Kasande did not say which firms they were negotiating with but France’s Total has previously indicated it wanted a stake in the project.
Total co-owns Uganda’s fields together with China’s CNOOC and Britain’s Tullow Oil.
Uganda had aimed to commence commercial crude production in 2020 but delays caused by slow implementation of infrastructure and disagreements with oil firms over taxes and field development strategy has made that target hard to achieve.
Kasande said the government had expected a final investment decision (FID) for both the fields and the pipeline to be taken by the end of this year but this target was now unachievable after the demands for renegotiation of the pipeline tariff.
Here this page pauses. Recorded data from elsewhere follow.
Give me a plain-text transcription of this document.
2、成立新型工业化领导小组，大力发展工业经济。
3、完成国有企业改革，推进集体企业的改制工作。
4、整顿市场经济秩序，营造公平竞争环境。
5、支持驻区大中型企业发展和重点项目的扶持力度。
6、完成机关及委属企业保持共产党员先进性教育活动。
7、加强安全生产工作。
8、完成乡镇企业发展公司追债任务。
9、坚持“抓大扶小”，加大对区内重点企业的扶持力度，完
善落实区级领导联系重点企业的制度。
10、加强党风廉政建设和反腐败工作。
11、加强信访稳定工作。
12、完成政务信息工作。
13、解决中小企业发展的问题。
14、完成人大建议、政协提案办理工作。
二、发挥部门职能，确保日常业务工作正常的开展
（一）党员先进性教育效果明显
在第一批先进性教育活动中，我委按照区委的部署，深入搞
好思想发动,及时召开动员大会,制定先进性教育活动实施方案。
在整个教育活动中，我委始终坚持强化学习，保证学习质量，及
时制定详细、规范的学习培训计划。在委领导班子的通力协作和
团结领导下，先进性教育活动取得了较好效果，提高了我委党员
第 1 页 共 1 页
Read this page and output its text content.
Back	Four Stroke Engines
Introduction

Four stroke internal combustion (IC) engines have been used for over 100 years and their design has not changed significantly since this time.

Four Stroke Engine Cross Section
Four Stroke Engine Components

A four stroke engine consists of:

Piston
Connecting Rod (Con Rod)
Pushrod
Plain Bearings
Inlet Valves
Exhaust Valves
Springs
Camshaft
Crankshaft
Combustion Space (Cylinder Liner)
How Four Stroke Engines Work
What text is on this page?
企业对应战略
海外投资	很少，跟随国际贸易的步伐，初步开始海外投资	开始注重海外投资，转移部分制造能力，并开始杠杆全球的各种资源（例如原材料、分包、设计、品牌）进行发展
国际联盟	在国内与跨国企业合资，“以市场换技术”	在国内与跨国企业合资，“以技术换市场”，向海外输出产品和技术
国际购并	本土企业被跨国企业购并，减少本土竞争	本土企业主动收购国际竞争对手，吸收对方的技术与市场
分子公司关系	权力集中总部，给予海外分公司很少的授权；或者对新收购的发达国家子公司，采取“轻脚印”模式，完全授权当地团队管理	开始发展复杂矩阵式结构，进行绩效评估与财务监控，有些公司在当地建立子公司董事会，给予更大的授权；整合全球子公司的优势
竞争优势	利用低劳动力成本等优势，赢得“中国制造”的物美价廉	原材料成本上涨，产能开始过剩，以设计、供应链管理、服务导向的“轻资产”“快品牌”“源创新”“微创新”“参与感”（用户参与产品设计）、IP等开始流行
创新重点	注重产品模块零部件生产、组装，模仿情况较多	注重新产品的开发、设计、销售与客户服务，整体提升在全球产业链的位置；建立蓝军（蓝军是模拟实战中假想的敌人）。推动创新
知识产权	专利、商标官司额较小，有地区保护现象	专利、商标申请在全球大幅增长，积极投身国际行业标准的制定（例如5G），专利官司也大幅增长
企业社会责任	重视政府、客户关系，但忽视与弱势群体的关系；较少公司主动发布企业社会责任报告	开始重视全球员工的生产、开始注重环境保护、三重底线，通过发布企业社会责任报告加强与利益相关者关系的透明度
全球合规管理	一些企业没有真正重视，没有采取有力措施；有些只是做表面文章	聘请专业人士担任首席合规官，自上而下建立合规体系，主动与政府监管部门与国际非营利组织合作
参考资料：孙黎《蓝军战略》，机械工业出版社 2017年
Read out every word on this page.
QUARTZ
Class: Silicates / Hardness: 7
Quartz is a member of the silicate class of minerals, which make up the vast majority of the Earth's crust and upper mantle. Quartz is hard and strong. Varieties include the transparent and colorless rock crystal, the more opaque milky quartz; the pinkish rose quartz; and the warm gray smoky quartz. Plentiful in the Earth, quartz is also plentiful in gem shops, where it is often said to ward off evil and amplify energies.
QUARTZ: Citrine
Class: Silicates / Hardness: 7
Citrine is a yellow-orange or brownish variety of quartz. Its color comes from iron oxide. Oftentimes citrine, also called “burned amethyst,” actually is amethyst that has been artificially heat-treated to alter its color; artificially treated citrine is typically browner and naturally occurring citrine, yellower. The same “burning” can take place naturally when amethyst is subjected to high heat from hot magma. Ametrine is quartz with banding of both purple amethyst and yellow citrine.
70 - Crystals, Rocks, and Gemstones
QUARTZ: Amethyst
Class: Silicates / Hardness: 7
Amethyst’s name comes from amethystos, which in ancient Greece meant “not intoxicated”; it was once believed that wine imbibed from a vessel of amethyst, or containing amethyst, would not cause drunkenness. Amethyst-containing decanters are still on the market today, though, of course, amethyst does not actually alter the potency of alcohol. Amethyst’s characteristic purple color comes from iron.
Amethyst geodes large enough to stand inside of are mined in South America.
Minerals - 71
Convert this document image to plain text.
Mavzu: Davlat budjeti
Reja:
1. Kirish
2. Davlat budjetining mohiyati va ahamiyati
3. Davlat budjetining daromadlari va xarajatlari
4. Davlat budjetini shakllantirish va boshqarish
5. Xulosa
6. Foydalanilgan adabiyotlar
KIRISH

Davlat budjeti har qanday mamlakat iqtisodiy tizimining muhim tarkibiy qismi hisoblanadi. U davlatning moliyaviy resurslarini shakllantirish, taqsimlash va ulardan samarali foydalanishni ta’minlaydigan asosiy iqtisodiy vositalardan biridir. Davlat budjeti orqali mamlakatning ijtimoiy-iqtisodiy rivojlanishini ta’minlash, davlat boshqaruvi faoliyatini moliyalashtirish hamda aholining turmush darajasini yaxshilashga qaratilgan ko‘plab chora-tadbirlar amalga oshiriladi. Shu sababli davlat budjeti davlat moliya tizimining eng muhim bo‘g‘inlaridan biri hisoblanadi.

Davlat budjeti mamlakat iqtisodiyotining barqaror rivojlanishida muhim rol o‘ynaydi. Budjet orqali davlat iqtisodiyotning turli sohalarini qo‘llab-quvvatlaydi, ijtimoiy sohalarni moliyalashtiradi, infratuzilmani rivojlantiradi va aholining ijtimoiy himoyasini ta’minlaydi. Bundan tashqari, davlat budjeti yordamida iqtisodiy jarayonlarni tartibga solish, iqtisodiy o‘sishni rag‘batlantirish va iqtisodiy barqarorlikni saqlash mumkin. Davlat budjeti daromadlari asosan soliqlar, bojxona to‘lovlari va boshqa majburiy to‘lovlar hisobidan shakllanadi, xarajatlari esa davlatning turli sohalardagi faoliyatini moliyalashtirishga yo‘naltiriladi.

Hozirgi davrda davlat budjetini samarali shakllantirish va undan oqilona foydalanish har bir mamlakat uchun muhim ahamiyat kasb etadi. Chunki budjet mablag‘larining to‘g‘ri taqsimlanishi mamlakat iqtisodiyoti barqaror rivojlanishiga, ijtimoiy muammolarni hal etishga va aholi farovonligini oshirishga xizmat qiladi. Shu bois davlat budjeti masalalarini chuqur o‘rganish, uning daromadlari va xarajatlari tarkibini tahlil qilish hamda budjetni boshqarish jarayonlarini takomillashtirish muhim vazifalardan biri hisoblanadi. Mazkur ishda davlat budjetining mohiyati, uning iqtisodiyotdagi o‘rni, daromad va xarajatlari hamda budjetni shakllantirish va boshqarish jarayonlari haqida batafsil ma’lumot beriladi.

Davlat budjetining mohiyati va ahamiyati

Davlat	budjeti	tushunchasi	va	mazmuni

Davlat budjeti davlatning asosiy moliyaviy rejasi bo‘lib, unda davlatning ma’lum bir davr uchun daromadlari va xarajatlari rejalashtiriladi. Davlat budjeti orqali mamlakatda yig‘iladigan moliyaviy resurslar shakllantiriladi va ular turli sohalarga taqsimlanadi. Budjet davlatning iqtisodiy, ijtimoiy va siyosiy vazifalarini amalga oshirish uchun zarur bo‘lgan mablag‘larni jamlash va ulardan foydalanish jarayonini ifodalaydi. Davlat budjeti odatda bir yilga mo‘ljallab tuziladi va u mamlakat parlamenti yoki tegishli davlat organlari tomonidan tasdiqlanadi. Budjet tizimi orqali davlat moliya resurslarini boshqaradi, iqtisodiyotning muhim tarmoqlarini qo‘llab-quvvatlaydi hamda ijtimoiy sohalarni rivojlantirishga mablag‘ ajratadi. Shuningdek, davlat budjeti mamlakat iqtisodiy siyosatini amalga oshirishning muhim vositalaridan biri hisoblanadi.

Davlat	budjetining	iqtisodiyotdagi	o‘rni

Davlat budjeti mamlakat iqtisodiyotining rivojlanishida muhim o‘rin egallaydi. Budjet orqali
The FIDs for both projects were now expected around June 2019, he said.
And because of negotiations over the tariff, a new date for commencement of crude production was now uncertain.
“The new date will be determined after we have taken the final investment decision.”
Asked whether the government was concerned by potential delays to the start of production, he said: “of course, if we can’t close the agreements and take the final investment decisions the timelines begin to slip.”
The pipeline, described as the world’s longest electrically-heated pipeline, will cost $3.5 billion.
Uganda’s Stanbic Bank Uganda, lead arranger for the project’s debt component of $2.5 billion said last month it expects that deal to reach financial close in June next year.